O terreno onde está instalada a fábrica Rohde de Pinhel custou à Câmara mais de 500 mil euros em 1990, mas foi vendido, devidamente infraestruturado, à multinacional alemã por 25 cêntimos o metro quadrado. Ou seja, terá pago entre 30 a 40 mil euros para se instalar na “cidade-falcão”. Em contrapartida, acordou permanecer no município durante 15 anos, prazo findo o qual o espaço reverteria para o património da empresa. O que vai acontecer a 30 de Abril. «A Câmara não tem qualquer poder ou forma de reaver o terreno», adianta António Ruas, que desconfia que esta saída tenha sido «presumivelmente premeditada».
«Não acredito que tivessem fechado há uns anos atrás», reforça o presidente pinhelense, lamentando que o protocolo então celebrado tenha sido «parco» em cláusulas de salvaguarda e outras garantias. Contudo, esclarece que não quer acusar ninguém: «Os autarcas de então fizeram o que lhes competia, porque este investimento podia ter ido para outro concelho», refere. O problema é que, tal como os independentes, as multinacionais são muito imprevisíveis. «Em Janeiro, a administração alemã comunicou à gerência de Pinhel que havia produção para 2006. Umas semanas depois já havia problemas e optou-se por fechar a fábrica», conta António Ruas, para quem as multinacionais são um «péssimo negócio» para os municípios, sobretudo do interior. «Prefiro ter 20 empresas com 10 trabalhadores do que uma com 400, porque sobra sempre um grave problema quando esta fecha», constata. Neste caso, é a falta de alternativas de emprego para os 372 trabalhadores da fábrica de calçado. Assim sendo, uma das tarefas do autodenominado gabinete de crise criado na autarquia, em colaboração com a Segurança Social e o IEFP, vai consistir em direccionar esta mão-de-obra para a criação de micro-empresas. «Não vemos outra solução», sublinha o edil. Quem exige medidas concretas é o PCP, que reclama a intervenção imediata do Governo português neste caso.
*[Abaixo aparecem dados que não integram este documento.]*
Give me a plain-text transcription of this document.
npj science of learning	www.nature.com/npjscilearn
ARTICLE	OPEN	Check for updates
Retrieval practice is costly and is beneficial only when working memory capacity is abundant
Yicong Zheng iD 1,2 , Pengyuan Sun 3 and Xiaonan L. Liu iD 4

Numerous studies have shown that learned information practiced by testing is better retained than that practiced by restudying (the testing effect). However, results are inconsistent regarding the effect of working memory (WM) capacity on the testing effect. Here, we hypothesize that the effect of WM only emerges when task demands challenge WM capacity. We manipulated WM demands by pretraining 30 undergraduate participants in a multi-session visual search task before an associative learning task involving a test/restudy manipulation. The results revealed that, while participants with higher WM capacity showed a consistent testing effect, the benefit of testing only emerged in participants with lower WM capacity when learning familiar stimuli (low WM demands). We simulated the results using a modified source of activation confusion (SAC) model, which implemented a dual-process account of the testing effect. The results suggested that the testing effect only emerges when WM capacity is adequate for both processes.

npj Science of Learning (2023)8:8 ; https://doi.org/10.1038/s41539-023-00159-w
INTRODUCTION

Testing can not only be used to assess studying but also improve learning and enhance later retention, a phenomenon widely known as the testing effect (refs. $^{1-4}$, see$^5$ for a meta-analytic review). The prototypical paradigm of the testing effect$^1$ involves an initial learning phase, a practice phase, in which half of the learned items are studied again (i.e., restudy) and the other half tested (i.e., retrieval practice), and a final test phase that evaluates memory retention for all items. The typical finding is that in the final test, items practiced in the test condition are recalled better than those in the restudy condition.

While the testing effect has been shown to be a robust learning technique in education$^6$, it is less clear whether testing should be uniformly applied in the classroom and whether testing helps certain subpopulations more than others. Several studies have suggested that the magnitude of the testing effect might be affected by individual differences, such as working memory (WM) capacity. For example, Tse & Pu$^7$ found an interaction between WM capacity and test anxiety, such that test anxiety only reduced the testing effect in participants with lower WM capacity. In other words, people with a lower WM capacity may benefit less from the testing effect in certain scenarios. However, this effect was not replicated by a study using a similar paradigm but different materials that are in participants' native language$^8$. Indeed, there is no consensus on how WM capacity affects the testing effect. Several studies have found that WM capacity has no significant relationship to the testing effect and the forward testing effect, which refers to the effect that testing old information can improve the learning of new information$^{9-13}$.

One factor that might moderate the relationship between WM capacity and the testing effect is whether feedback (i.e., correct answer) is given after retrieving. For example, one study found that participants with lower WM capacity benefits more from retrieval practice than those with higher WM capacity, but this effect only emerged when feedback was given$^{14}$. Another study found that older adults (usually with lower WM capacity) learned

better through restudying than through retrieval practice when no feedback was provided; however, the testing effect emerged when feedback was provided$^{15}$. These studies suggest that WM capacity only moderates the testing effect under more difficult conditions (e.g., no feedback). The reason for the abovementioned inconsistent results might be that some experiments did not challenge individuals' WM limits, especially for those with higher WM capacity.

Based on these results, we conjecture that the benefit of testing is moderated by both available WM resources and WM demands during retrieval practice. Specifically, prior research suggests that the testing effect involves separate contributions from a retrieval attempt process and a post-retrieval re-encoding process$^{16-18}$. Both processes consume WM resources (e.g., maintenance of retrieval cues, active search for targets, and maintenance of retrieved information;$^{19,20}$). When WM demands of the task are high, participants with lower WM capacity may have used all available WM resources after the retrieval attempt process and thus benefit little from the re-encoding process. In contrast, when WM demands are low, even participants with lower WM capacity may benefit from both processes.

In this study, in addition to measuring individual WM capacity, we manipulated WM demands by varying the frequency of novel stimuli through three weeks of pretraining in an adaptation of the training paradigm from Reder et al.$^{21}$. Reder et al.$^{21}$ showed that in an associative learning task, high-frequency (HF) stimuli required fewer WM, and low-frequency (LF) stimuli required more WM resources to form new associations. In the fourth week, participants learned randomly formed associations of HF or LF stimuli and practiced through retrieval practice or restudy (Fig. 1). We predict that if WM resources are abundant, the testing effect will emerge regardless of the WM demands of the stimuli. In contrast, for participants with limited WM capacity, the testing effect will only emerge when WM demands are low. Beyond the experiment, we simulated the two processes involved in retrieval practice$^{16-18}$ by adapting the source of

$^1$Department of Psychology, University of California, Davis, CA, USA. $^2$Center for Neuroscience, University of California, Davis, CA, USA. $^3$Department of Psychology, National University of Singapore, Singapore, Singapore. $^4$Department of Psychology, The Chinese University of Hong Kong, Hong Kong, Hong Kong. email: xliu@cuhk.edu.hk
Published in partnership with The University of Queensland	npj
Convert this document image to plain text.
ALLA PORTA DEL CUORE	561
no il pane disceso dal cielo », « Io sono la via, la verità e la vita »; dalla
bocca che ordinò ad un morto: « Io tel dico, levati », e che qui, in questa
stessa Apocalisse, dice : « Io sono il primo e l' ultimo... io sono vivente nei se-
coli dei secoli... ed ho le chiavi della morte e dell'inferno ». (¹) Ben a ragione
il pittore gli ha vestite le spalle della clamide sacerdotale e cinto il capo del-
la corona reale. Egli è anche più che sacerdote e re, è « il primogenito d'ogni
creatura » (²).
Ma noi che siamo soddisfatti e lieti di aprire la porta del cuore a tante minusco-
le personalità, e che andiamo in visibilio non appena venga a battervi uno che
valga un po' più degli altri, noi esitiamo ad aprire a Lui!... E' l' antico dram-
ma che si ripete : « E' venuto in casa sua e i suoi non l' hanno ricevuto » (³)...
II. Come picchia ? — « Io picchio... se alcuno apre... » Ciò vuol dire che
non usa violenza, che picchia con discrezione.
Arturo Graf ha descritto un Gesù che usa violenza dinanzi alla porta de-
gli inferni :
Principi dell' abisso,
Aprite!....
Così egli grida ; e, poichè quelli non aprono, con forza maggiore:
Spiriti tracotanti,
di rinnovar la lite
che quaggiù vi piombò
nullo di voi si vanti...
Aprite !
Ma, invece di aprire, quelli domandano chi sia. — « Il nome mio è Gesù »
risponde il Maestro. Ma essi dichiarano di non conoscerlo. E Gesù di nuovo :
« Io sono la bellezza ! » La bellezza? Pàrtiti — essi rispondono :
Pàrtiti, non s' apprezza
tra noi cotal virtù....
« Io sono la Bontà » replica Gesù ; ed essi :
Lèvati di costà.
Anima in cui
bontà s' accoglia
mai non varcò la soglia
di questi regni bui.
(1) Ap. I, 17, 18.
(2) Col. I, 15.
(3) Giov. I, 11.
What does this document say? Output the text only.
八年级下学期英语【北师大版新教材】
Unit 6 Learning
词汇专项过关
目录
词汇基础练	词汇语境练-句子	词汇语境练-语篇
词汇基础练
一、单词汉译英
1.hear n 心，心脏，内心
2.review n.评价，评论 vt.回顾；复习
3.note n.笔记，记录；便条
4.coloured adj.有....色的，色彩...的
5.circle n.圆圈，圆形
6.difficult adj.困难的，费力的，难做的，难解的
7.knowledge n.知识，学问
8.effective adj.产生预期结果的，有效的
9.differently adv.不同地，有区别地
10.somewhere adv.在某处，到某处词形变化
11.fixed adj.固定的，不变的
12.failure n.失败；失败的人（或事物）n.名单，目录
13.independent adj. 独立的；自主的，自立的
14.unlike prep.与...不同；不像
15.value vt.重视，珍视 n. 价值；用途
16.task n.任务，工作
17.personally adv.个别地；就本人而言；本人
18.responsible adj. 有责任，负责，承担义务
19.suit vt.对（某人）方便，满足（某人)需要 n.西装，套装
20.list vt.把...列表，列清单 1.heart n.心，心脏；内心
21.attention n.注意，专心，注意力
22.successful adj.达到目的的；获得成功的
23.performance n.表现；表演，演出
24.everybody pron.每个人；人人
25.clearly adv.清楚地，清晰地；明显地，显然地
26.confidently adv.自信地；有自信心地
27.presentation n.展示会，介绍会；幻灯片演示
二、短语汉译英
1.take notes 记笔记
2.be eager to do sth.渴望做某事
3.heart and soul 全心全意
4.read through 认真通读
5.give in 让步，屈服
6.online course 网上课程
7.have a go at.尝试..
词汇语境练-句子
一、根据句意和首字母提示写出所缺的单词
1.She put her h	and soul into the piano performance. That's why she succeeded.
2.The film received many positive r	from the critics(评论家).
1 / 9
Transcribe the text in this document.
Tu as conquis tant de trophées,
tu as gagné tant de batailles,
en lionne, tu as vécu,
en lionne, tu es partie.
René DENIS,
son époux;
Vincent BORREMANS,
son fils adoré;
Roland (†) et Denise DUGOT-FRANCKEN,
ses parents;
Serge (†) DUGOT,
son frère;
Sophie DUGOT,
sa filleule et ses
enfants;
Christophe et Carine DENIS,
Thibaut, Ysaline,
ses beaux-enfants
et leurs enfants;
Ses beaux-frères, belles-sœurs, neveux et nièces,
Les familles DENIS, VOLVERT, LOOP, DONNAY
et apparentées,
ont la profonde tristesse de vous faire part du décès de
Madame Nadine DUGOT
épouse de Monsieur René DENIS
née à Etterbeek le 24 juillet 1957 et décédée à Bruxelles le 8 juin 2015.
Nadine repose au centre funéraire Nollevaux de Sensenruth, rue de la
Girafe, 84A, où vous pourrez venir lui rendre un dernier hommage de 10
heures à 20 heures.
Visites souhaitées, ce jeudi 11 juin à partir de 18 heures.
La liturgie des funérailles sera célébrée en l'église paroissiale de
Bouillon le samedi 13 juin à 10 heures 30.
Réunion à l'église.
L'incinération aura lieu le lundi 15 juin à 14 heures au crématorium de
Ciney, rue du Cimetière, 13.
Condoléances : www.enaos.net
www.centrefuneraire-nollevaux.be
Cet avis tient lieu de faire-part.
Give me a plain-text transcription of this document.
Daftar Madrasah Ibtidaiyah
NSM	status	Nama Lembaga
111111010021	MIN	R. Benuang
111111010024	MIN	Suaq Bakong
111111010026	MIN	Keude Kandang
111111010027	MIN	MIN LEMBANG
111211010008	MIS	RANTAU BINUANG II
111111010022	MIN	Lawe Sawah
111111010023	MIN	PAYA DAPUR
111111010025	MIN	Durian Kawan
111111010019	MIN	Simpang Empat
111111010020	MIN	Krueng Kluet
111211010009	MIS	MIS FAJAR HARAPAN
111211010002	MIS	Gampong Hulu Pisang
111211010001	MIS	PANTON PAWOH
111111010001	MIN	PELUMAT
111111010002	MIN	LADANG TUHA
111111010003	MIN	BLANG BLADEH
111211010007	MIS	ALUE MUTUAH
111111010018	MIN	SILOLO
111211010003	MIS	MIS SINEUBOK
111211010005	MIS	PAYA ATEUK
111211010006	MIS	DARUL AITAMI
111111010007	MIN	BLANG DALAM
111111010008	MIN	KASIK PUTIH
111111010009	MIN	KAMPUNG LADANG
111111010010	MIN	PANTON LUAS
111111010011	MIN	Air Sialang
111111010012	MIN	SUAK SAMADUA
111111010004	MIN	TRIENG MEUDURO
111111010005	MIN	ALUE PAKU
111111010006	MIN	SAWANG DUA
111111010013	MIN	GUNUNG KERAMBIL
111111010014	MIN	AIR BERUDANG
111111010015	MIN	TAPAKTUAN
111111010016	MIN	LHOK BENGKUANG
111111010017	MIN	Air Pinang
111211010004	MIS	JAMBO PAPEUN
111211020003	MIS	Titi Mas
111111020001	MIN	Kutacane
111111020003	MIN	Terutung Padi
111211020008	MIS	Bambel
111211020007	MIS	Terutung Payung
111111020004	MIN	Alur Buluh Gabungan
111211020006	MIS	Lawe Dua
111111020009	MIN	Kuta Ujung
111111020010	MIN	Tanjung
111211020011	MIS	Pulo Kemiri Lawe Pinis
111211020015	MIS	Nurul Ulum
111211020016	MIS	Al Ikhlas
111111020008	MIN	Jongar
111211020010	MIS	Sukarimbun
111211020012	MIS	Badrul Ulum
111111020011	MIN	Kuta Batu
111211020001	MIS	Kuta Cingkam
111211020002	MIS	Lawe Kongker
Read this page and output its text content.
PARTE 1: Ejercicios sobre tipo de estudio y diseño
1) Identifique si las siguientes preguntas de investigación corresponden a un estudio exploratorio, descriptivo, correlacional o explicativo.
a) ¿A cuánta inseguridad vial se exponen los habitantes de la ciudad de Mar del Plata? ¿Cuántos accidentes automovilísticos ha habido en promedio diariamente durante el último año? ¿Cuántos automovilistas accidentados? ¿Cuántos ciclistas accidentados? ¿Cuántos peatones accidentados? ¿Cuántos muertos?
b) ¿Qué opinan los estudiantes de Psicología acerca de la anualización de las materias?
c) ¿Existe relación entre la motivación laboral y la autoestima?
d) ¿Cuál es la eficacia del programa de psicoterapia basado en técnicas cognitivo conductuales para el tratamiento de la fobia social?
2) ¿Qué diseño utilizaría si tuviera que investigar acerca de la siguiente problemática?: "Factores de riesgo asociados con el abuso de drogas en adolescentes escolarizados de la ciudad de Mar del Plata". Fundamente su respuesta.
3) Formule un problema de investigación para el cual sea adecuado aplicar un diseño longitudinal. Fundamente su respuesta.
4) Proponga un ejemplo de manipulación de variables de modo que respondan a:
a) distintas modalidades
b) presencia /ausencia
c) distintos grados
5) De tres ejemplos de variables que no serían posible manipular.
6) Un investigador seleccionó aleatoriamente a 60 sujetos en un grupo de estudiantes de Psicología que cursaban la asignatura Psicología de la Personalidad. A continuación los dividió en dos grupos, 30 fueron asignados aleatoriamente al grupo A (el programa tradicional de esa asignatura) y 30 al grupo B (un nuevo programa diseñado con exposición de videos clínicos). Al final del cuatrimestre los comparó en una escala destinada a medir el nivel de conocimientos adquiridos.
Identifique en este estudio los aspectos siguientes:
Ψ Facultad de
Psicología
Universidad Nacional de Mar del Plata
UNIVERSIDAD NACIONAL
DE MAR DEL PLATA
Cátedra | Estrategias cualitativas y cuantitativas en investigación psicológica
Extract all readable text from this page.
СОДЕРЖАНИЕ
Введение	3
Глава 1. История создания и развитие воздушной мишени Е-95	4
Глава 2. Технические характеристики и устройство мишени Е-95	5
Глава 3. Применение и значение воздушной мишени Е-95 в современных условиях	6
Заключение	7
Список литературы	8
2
Para minorar uma crise social em perspectiva, uma vez que 20 por cento da população activa do concelho ficará desempregada, mas sobretudo para evitar que a Rohde «empurre os trabalhadores para a rescisão e fique assim sem o ónus de ter que pedir o despedimento colectivo e levar o Estado a intervir». Para o deputado Bernardino Soares, que esteve, segunda-feira, à porta da fábrica, a administração está a pressionar os 372 trabalhadores ao exigir a rescisão do contrato até amanhã. «É uma pressão ilegítima, que coloca as pessoas entre a espada e a parede», denunciou, esperando que o Governo seja capaz de fazer valer «escrupulosamente» os seus direitos e as obrigações que a empresa tem para com o Estado português. «A Rohde não tem falta de mercado. A única razão para fechar em Pinhel é o lucro fácil e mandar o pessoal para o desemprego», considerou. No dia seguinte, o líder parlamentar dos comunistas apresentou, na Assembleia da República, um requerimento aos ministérios da Economia e do Trabalho sobre a situação. «O Governo não pode fingir que não se passa nada, ainda por cima numa zona que está muito deprimida e não tem outras soluções para quem aqui trabalha», alertou.
Lembrando que a Rohde deixa Pinhel um ano depois de ter expirado o prazo de permanência protocolado com a autarquia e o Estado, Bernardino Soares acusou ainda os sucessivos Governos de não terem assegurado «a estabilidade» deste tipo de investimentos no nosso país. «É sempre um prazo curto, findo o qual essas empresas ficam com as mãos livres para se irem embora, especialmente estas multinacionais», criticou. Por outro lado, acha que o fecho da fábrica de calçado vem dar razão ao PCP quando propõe a criação de uma «lista negra» das empresas que «recebem aqui e vão depois para outro lado receber mais». Para o deputado, «se houvesse uma espécie de lista negra destas multinacionais, já pensavam duas vezes. Agora, se o crime compensa, perante a passividade dos Governos, vão continuar a fazê-lo», garante, defendendo que, nestes casos, não devem poder instalar-se em mais nenhum país da União Europeia.